We’re hitting a hard wall with our Data Actions. We have a simple GET request to our internal OTel collector endpoint to fetch trace metadata, but it’s consistently timing out.
The Data Action is configured with a timeout of 3 seconds. The collector usually responds in 2.8s, but under load it hits 4.1s. Genesys immediately cuts the connection with a 504 Gateway Timeout, dropping the span context entirely.
Is there a way to increase the timeout limit via the API? I checked the POST /api/v2/architect/data-actions schema, and the timeout field only accepts integers 1 through 3. It seems like a hard cap.

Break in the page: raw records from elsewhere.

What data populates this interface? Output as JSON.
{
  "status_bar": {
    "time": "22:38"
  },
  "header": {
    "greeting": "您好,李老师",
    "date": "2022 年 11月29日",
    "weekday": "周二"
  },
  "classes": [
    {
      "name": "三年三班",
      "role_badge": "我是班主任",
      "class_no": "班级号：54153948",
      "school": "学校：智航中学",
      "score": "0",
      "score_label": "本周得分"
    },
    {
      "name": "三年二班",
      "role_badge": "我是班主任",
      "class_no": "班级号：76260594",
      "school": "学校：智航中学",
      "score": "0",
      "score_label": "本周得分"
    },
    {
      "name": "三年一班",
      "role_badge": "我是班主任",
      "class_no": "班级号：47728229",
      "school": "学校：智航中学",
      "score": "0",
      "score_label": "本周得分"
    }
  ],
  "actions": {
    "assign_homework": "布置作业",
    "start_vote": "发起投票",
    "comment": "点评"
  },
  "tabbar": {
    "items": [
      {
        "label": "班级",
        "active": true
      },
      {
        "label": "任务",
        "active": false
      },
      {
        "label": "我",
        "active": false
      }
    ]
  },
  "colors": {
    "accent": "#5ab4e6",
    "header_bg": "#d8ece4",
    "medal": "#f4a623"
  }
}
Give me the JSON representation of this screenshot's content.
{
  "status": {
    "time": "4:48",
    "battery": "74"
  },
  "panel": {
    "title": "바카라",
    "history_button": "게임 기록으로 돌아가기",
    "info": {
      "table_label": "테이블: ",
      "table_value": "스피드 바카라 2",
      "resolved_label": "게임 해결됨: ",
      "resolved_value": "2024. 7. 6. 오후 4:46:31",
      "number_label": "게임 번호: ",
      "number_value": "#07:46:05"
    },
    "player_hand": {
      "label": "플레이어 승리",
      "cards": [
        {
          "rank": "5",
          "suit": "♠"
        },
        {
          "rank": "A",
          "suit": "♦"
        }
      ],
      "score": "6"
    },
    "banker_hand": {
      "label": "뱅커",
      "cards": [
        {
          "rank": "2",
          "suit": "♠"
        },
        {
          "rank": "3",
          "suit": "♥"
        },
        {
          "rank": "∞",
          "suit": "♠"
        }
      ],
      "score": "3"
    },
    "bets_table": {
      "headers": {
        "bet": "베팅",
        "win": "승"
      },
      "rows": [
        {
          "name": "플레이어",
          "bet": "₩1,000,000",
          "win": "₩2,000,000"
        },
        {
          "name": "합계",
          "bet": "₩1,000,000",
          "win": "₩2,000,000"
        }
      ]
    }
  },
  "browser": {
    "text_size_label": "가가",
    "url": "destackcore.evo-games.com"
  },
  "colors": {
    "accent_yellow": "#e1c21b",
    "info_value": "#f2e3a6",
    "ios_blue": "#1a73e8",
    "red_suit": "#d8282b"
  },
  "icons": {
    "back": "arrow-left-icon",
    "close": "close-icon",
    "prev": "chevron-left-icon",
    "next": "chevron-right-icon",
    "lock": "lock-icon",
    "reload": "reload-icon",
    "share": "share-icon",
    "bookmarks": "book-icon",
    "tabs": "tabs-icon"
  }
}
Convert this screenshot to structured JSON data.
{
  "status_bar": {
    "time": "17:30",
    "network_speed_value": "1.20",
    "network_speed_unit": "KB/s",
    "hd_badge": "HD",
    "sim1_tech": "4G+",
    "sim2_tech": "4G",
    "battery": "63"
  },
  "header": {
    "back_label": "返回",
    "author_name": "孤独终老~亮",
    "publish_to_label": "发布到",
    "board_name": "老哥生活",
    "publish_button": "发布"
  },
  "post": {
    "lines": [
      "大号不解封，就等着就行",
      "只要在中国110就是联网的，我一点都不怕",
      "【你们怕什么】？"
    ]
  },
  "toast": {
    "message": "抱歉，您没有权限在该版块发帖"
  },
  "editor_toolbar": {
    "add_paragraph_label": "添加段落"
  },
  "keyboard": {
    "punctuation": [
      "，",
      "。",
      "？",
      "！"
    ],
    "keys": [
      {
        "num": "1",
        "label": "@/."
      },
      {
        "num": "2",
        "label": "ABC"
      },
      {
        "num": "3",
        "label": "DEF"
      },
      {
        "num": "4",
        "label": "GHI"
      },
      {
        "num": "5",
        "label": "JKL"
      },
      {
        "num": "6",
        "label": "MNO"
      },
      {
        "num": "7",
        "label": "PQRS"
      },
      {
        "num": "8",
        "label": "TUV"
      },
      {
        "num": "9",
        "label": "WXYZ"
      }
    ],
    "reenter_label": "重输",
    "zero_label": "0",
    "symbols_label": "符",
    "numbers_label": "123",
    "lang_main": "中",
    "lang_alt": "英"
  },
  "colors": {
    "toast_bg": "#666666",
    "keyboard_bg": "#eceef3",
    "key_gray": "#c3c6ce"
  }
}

We need at least 5 seconds to ensure the context propagates without dropping. If the API doesn’t allow it, is there a workaround? Maybe chaining actions or using a webhook instead? The 3s limit feels arbitrary for distributed tracing use cases where network latency varies.
You’re fighting a losing battle with the 3-second hard limit on standard Data Actions. That’s not a config setting you can tweak via the API; it’s a platform constraint to keep flows responsive. If your OTel collector is consistently hovering around 3 seconds, you’re in the danger zone.
Here’s the workaround I use for slow external calls. Don’t use a synchronous Data Action. Instead, trigger an asynchronous flow or use a webhook that returns immediately with a 202 Accepted. Then, have your backend service poll the OTel endpoint and update the interaction context via the /api/v2/interactions API when the data actually arrives.
# Example: Return 202 immediately, process OTel fetch in background
@app.route('/otel-fetch', methods=['POST'])
def fetch_otel():
# Genesys gets this back instantly
return jsonify({"status": "accepted"}), 202
# Meanwhile, fetch OTel data in a background thread/celery task
# and update Genesys interaction attributes later
It adds latency to the overall process, but it stops the flow from crashing. You’ll need to handle the race condition where the flow tries to use the data before the background task finishes, though.